Many major companies, such as Hitachi, Toyota and Sony, are considering using their company or brand names for their website domain suffixes, instead of ".jp" and ".com" this year.
As a result, there probably will be more website URLs and e-mail addresses that are shorter and easier to remember, making online services more convenient.
Late last year, the Internet Corporation for Assigned Names and Numbers (ICANN), a private organisation that manages domain names, allowed a series of companies to use company names and brand names as top-level domains.
In the wake of the decisions, Hitachi Ltd. plans to use ".hitachi" with its top-level domain in addition to the current domain name with "hitachi.co.jp." Canon Inc. will also use its domain name "canon.jp" as well as ".canon" as a new top-level domain.
Among Japanese companies, about 50, including Toyota Motor Corp., Nissan Motor Co., Sony Corp. and NTT Corp. are scheduled to adopt new domain names.
Since 2012, the ICANN has made efforts to increase the varieties of top-level domains, which at that time numbered about 280 highly popular short and easy-to-remember domains. The top-level domains cannot be registered to more than one entity.

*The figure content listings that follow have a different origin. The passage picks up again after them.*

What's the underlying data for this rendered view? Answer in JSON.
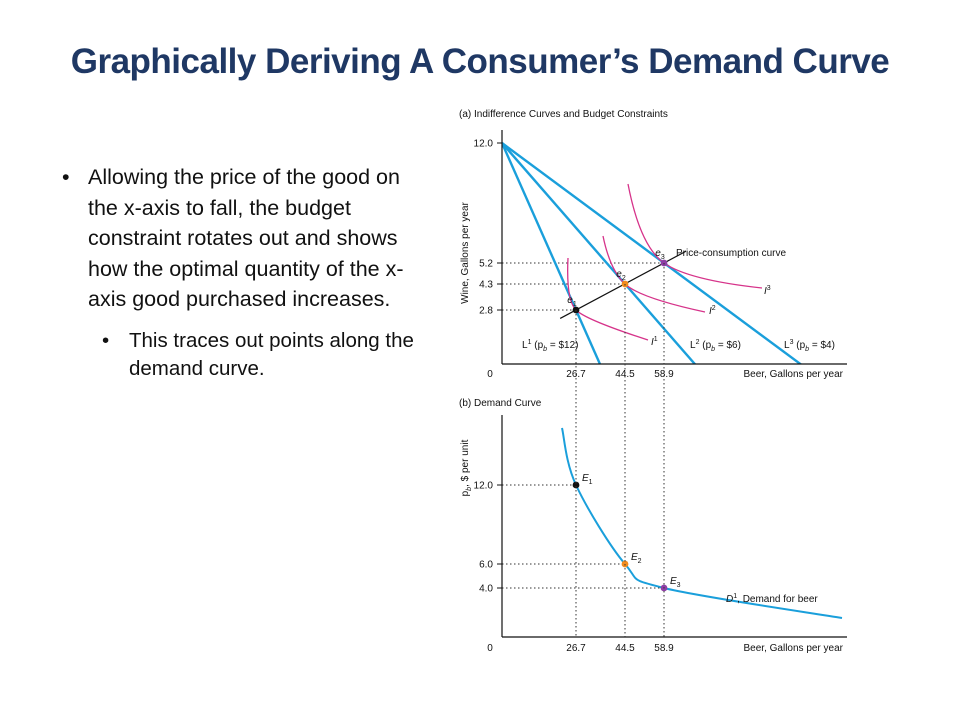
{
  "title": "Graphically Deriving A Consumer’s Demand Curve",
  "bullets": [
    "Allowing the price of the good on the x-axis to fall, the budget constraint rotates out and shows how the optimal quantity of the x-axis good purchased increases.",
    "This traces out points along the demand curve."
  ],
  "colors": {
    "budget": "#1a9fdb",
    "indifference": "#d6338a",
    "pcc": "#111111",
    "demand": "#1a9fdb",
    "point_e1": "#111111",
    "point_e2": "#f28c1e",
    "point_e3": "#8e3fa6"
  },
  "chart_data": [
    {
      "type": "line",
      "panel_label": "(a) Indifference Curves and Budget Constraints",
      "ylabel": "Wine, Gallons per year",
      "xlabel": "Beer, Gallons per year",
      "origin_label": "0",
      "x_ticks": [
        26.7,
        44.5,
        58.9
      ],
      "y_ticks": [
        12.0,
        5.2,
        4.3,
        2.8
      ],
      "x_tick_labels": [
        "26.7",
        "44.5",
        "58.9"
      ],
      "y_tick_labels": [
        "12.0",
        "5.2",
        "4.3",
        "2.8"
      ],
      "budget_lines": [
        {
          "label": "L1 (pb = $12)",
          "y_intercept": 12.0,
          "through": [
            26.7,
            2.8
          ]
        },
        {
          "label": "L2 (pb = $6)",
          "y_intercept": 12.0,
          "through": [
            44.5,
            4.3
          ]
        },
        {
          "label": "L3 (pb = $4)",
          "y_intercept": 12.0,
          "through": [
            58.9,
            5.2
          ]
        }
      ],
      "indifference_curves": [
        "I1",
        "I2",
        "I3"
      ],
      "points": [
        {
          "label": "e1",
          "x": 26.7,
          "y": 2.8
        },
        {
          "label": "e2",
          "x": 44.5,
          "y": 4.3
        },
        {
          "label": "e3",
          "x": 58.9,
          "y": 5.2
        }
      ],
      "annotation": "Price-consumption curve"
    },
    {
      "type": "line",
      "panel_label": "(b) Demand Curve",
      "ylabel": "pb, $ per unit",
      "xlabel": "Beer, Gallons per year",
      "origin_label": "0",
      "x_ticks": [
        26.7,
        44.5,
        58.9
      ],
      "y_ticks": [
        12.0,
        6.0,
        4.0
      ],
      "x_tick_labels": [
        "26.7",
        "44.5",
        "58.9"
      ],
      "y_tick_labels": [
        "12.0",
        "6.0",
        "4.0"
      ],
      "points": [
        {
          "label": "E1",
          "x": 26.7,
          "y": 12.0
        },
        {
          "label": "E2",
          "x": 44.5,
          "y": 6.0
        },
        {
          "label": "E3",
          "x": 58.9,
          "y": 4.0
        }
      ],
      "series": [
        {
          "name": "D1, Demand for beer"
        }
      ]
    }
  ]
}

ICANN, which received about 2,000 applications to register top-level domains using company and geographical names, is screening them one by one to see whether there are duplications or other problems.
Among Japanese companies, Dai Nippon Printing Co. received permission to use its brand name as its top-level domain - ".dnp" - which it began using in June 2014.
The company said the new domain name has been attractive for ordinary consumers. To avoid confusion among Internet users, the company uses its previous top-level domain - "dnp.co.jp" simultaneously.
Among geographical names, ".tokyo" and others have been approved as top-level domains.
It is likely that the companies will introduce their new top-level domains after considering how to use them most effectively.